What We Are Watching 

China GDP, Industrial Production, Retail Sales, Fixed Asset Investment (Monday) The Chinese economy faced multiple headwinds in 2018, as efforts to restrict off-balance sheet lending dampened domestic credit growth while trade tensions and a decelerating global economy weighed on manufacturers. Data has been pointing to slower growth for several months, but concerns about the health of the Chinese economy have grown more acute recently following unexpectedly weak PMI and trade data for December. This week, market participants will be paying close attention to 4th quarter GDP figures and December readings on monthly activity series such as industrial production and retail sales. Further evidence of a broad-based slowdown might weigh on local equities and commodities sensitive to Chinese demand.

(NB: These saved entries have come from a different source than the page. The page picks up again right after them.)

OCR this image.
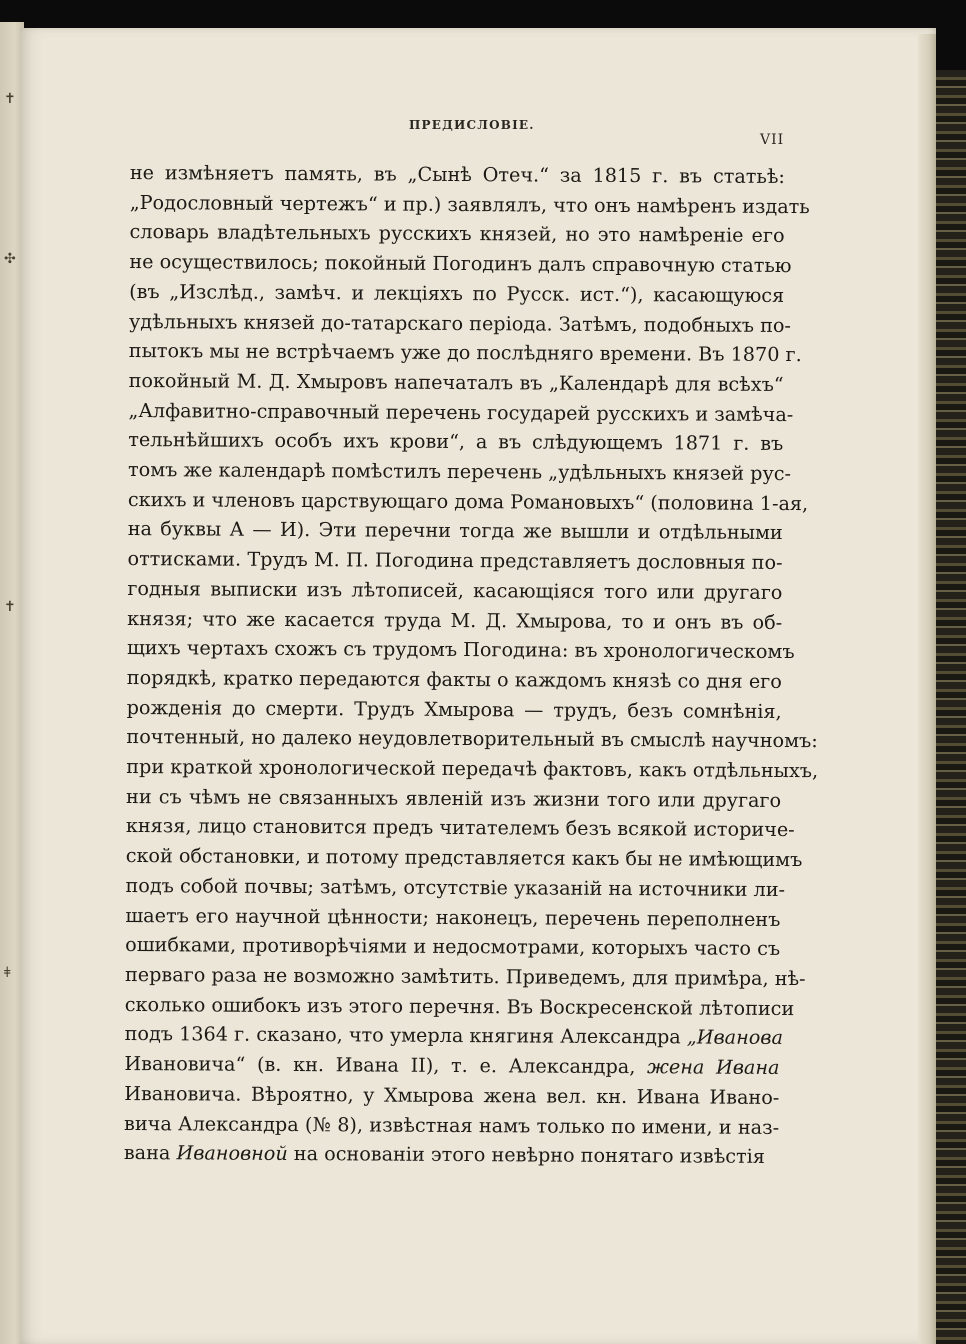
✝
✣
✝
ǂ
ПРЕДИСЛОВІЕ.
VII
не измѣняетъ память, въ „Сынѣ Отеч.“ за 1815 г. въ статьѣ:
„Родословный чертежъ“ и пр.) заявлялъ, что онъ намѣренъ издать
словарь владѣтельныхъ русскихъ князей, но это намѣреніе его
не осуществилось; покойный Погодинъ далъ справочную статью
(въ „Изслѣд., замѣч. и лекціяхъ по Русск. ист.“), касающуюся
удѣльныхъ князей до-татарскаго періода. Затѣмъ, подобныхъ по-
пытокъ мы не встрѣчаемъ уже до послѣдняго времени. Въ 1870 г.
покойный М. Д. Хмыровъ напечаталъ въ „Календарѣ для всѣхъ“
„Алфавитно-справочный перечень государей русскихъ и замѣча-
тельнѣйшихъ особъ ихъ крови“, а въ слѣдующемъ 1871 г. въ
томъ же календарѣ помѣстилъ перечень „удѣльныхъ князей рус-
скихъ и членовъ царствующаго дома Романовыхъ“ (половина 1-ая,
на буквы А — И). Эти перечни тогда же вышли и отдѣльными
оттисками. Трудъ М. П. Погодина представляетъ дословныя по-
годныя выписки изъ лѣтописей, касающіяся того или другаго
князя; что же касается труда М. Д. Хмырова, то и онъ въ об-
щихъ чертахъ схожъ съ трудомъ Погодина: въ хронологическомъ
порядкѣ, кратко передаются факты о каждомъ князѣ со дня его
рожденія до смерти. Трудъ Хмырова — трудъ, безъ сомнѣнія,
почтенный, но далеко неудовлетворительный въ смыслѣ научномъ:
при краткой хронологической передачѣ фактовъ, какъ отдѣльныхъ,
ни съ чѣмъ не связанныхъ явленій изъ жизни того или другаго
князя, лицо становится предъ читателемъ безъ всякой историче-
ской обстановки, и потому представляется какъ бы не имѣющимъ
подъ собой почвы; затѣмъ, отсутствіе указаній на источники ли-
шаетъ его научной цѣнности; наконецъ, перечень переполненъ
ошибками, противорѣчіями и недосмотрами, которыхъ часто съ
перваго раза не возможно замѣтить. Приведемъ, для примѣра, нѣ-
сколько ошибокъ изъ этого перечня. Въ Воскресенской лѣтописи
подъ 1364 г. сказано, что умерла княгиня Александра „Иванова
Ивановича“ (в. кн. Ивана II), т. е. Александра, жена Ивана
Ивановича. Вѣроятно, у Хмырова жена вел. кн. Ивана Ивано-
вича Александра (№ 8), извѣстная намъ только по имени, и наз-
вана Ивановной на основаніи этого невѣрно понятаго извѣстія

European Central Bank Meeting (Thursday) While eurozone inflation remained subdued and growth slowed significantly over the course of 2018, the European Central Bank (ECB) stuck to its plans to wind down its asset purchase program by the end of the year. At the last governing council meeting in December, President Draghi made only small changes to the tone of his post-meeting statement, declaring that “the risks surrounding the euro area growth outlook can still be assessed as broadly balanced.” While Draghi did admit that “the balance of risks is moving to the downside,” the ECB has yet to formally soften its guidance and has left open the possibility of a rate hike later this year. This may reflect optimism that transitory factors, such as changes to E.U. auto emissions standards, have played a significant role in recent weakness in economic data. If President Draghi begins to signal a more cautious approach at this month’s meeting, it might push down the euro and provide some support to local equity markets.

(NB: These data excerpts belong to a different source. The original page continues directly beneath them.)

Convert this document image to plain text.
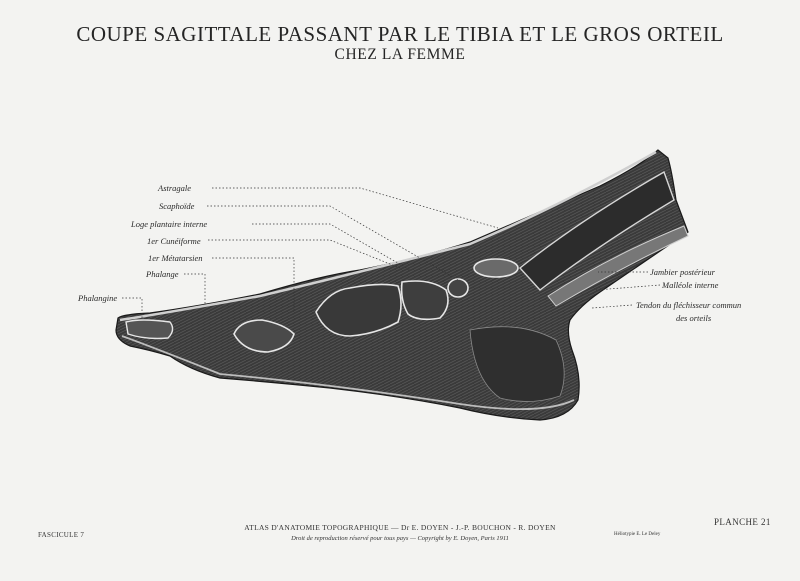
COUPE SAGITTALE PASSANT PAR LE TIBIA ET LE GROS ORTEIL
CHEZ LA FEMME
Astragale
Scaphoïde
Loge plantaire interne
1er Cunéiforme
1er Métatarsien
Phalange
Phalangine
Jambier postérieur
Malléole interne
Tendon du fléchisseur commun
des orteils
FASCICULE 7
ATLAS D'ANATOMIE TOPOGRAPHIQUE — Dr E. DOYEN - J.-P. BOUCHON - R. DOYEN
Droit de reproduction réservé pour tous pays — Copyright by E. Doyen, Paris 1911
Héliotypie E. Le Deley
PLANCHE 21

Australia Labor Market Data (Thursday) Australian employment data has been one of the brighter economic indicators in Australia recently. The number of job vacancies is at an all-time high, the unemployment rate is near its lowest level since the end of the Financial Crisis and the participation rate has been trending higher, aided by a notable increase in participation from women. One of the weaker components of the labor market has been wage data, which grew at its slowest rate in 2017 since at least 1999. However, wage data has been improving over the last few quarters, likely aided by the tighter labor market. With recent trade and housing data pointing to slower growth, it wouldn’t be surprising to see some moderation in employment gains. Weaker than expected employment data could have an outsized impact on Australian assets, as a disappointing number for this currently bright indicator could be further confirmation that risks to the Australian economy are to the downside.